A battery I bought (at my expense) for my school laptop this fall was the last straw when it comes to me buying any electronics from vendors that don’t have storefronts I can return crappy merchandise to. The battery looked right, but didn’t physically fit into the computer. I can’t help but wonder how many batteries this non-factory seller shipped out to people that never actually powered a computer at all. I’ve also, in the past, bought batteries that worked for a month or two and then died, or batteries that did not even remotely match the computer the website claimed they were for. And discount toner that came already exploded in the box. Returning things to those vendors is a hassle, and typically involves shipping at your own expense and a restocking fee. And woe to you if you fail to get proof of mailing: I had one internet vendor claim never to have received my return and thus not process my refund. I’m pretty sure my success rate with discount online electronics is less than .500 at this point, so with this battery I decided I’d had enough. Now I order stuff from Staples and have it shipped to the store, where I can immediately demand a refund if it’s not right.

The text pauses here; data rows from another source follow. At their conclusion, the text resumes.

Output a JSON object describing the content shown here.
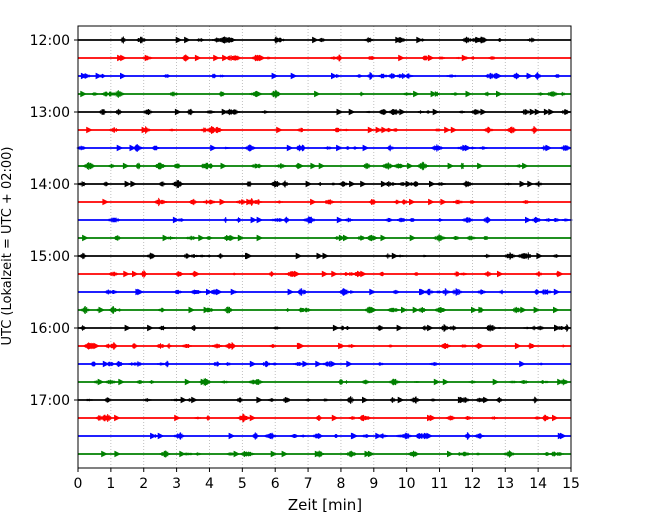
{
  "chart_data": {
    "type": "line",
    "title": "",
    "xlabel": "Zeit  [min]",
    "ylabel": "UTC (Lokalzeit = UTC + 02:00)",
    "xlim": [
      0,
      15
    ],
    "x_ticks": [
      "0",
      "1",
      "2",
      "3",
      "4",
      "5",
      "6",
      "7",
      "8",
      "9",
      "10",
      "11",
      "12",
      "13",
      "14",
      "15"
    ],
    "y_ticks": [
      {
        "label": "12:00",
        "row": 0
      },
      {
        "label": "13:00",
        "row": 4
      },
      {
        "label": "14:00",
        "row": 8
      },
      {
        "label": "15:00",
        "row": 12
      },
      {
        "label": "16:00",
        "row": 16
      },
      {
        "label": "17:00",
        "row": 20
      }
    ],
    "vertical_grid": true,
    "trace_interval_min": 15,
    "series": [
      {
        "start": "12:00",
        "color": "#000000"
      },
      {
        "start": "12:15",
        "color": "#ff0000"
      },
      {
        "start": "12:30",
        "color": "#0000ff"
      },
      {
        "start": "12:45",
        "color": "#008000"
      },
      {
        "start": "13:00",
        "color": "#000000"
      },
      {
        "start": "13:15",
        "color": "#ff0000"
      },
      {
        "start": "13:30",
        "color": "#0000ff"
      },
      {
        "start": "13:45",
        "color": "#008000"
      },
      {
        "start": "14:00",
        "color": "#000000"
      },
      {
        "start": "14:15",
        "color": "#ff0000"
      },
      {
        "start": "14:30",
        "color": "#0000ff"
      },
      {
        "start": "14:45",
        "color": "#008000"
      },
      {
        "start": "15:00",
        "color": "#000000"
      },
      {
        "start": "15:15",
        "color": "#ff0000"
      },
      {
        "start": "15:30",
        "color": "#0000ff"
      },
      {
        "start": "15:45",
        "color": "#008000"
      },
      {
        "start": "16:00",
        "color": "#000000"
      },
      {
        "start": "16:15",
        "color": "#ff0000"
      },
      {
        "start": "16:30",
        "color": "#0000ff"
      },
      {
        "start": "16:45",
        "color": "#008000"
      },
      {
        "start": "17:00",
        "color": "#000000"
      },
      {
        "start": "17:15",
        "color": "#ff0000"
      },
      {
        "start": "17:30",
        "color": "#0000ff"
      },
      {
        "start": "17:45",
        "color": "#008000"
      }
    ]
  }
}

Warning: Triggery stuff ahead. . . . Back during the first year or so of my career, alarmed by how quickly I was gaining weight, I talked myself into buying a membership at Bally.
And then I let myself get talked into buying a second membership for my wife. Perhaps you’ve heard of how sleazy sales practices at the gym are (or at least, were). We got sucked into a long-term committment. To add insult to injury, every time we walked into the place we were bombarded with high pressure sales attempts to get us to buy their amino acid products. And while one might argue they’re not to blame for this last bit, I also found going to this gym and dealing with the personal trainers to be one of the more humiliating experiences of my life, and so I quickly stopped going. It took like three years to pay off the debt, but I can count on my fingers how many times I actually crossed the gym’s doors. It would have been cheaper to simply buy an elliptical, a treadmill, a weight bench, or an exercise bike each visit. Yeah, I try not to think about the money I poured down the sink that time.
There are definitely other purchases I’ve regretted, but those are the most obvious ones that come to mind right now. What about you? What purchases have you made that you wish you could take back?